Die Forschung wurde von einem internationalen Team unter der Leitung von Xinying Zhou vom Institut für Wirbeltierpaläontologie und Paläoanthropologie in Peking und unter der Aufsicht von Farhad Maksudov, dem Direktor des Instituts für Archäologie in Samarkand, durchgeführt. Während der Ausgrabungen in der Toda-Höhle im Tal von Surkhandarya im Süden Usbekistans entdeckte das Team Steinwerkzeuge, Holzkohle und Pflanzenreste aus den ältesten Schichten der Höhle.

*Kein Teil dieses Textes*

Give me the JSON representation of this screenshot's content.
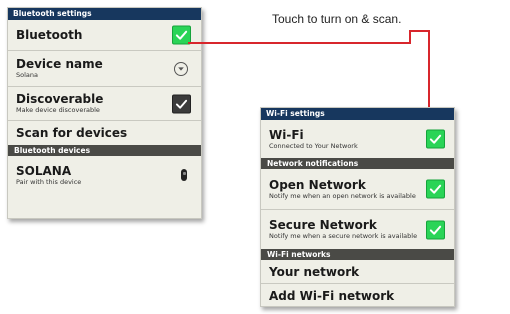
{
  "bluetooth": {
    "header": "Bluetooth settings",
    "bluetooth_label": "Bluetooth",
    "device_name_label": "Device name",
    "device_name_value": "Solana",
    "discoverable_label": "Discoverable",
    "discoverable_sub": "Make device discoverable",
    "scan_label": "Scan for devices",
    "devices_header": "Bluetooth devices",
    "device": {
      "name": "SOLANA",
      "sub": "Pair with this device"
    }
  },
  "callout": {
    "text": "Touch to turn on & scan."
  },
  "wifi": {
    "header": "Wi-Fi settings",
    "wifi_label": "Wi-Fi",
    "wifi_sub": "Connected to Your Network",
    "notif_header": "Network notifications",
    "open_label": "Open Network",
    "open_sub": "Notify me when an open network is available",
    "secure_label": "Secure Network",
    "secure_sub": "Notify me when a secure network is available",
    "networks_header": "Wi-Fi networks",
    "your_network": "Your network",
    "add_network": "Add Wi-Fi network"
  },
  "colors": {
    "header_bg": "#17375e",
    "section_bg": "#4a4a46",
    "checkbox_on": "#2ad457",
    "callout_line": "#d8262c"
  },
  "icons": {
    "check": "check-icon",
    "dropdown": "chevron-down-icon",
    "device": "phone-icon"
  }
}
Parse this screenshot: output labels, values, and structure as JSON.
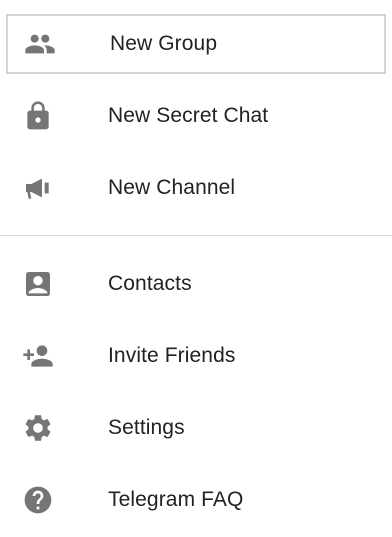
{
  "menu": {
    "items": [
      {
        "label": "New Group",
        "icon": "group-icon",
        "selected": true
      },
      {
        "label": "New Secret Chat",
        "icon": "lock-icon"
      },
      {
        "label": "New Channel",
        "icon": "megaphone-icon"
      },
      {
        "label": "Contacts",
        "icon": "contact-card-icon"
      },
      {
        "label": "Invite Friends",
        "icon": "add-person-icon"
      },
      {
        "label": "Settings",
        "icon": "gear-icon"
      },
      {
        "label": "Telegram FAQ",
        "icon": "help-icon"
      }
    ]
  },
  "colors": {
    "icon": "#757575",
    "text": "#222222",
    "divider": "#dcdcdc",
    "selected_border": "#d4d4d4"
  }
}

Archäobotanische Untersuchungen, die von Robert Spengler vom Max-Planck-Institut für Geoanthropologie geleitet wurden, ergaben, dass die Bewohner:innen der Toda-Höhle wilde Gerste aus den umliegenden Tälern sammelten. Weitere Pflanzenreste waren wilde Pistazienschalen und Apfelkerne. Die Gebrauchsspuren an den Steinwerkzeugen – Klingen und Splitter, die größtenteils aus Kalkstein bestehen – deuten darauf hin, dass sie zum Schneiden von Gras oder Pflanzenmaterial genutzt wurden. Ähnliche Funde sind aus Gebieten bekannt, in denen bekanntermaßen Landwirtschaft betrieben wurde.

»Diese Entdeckung dürfte die Sichtweise der Forschenden auf den Übergang vom Sammeln zum Ackerbau verändern, da sie zeigt, wie weit verbreitet diese sich verändernden Verhaltensweisen waren«, sagt Xinying.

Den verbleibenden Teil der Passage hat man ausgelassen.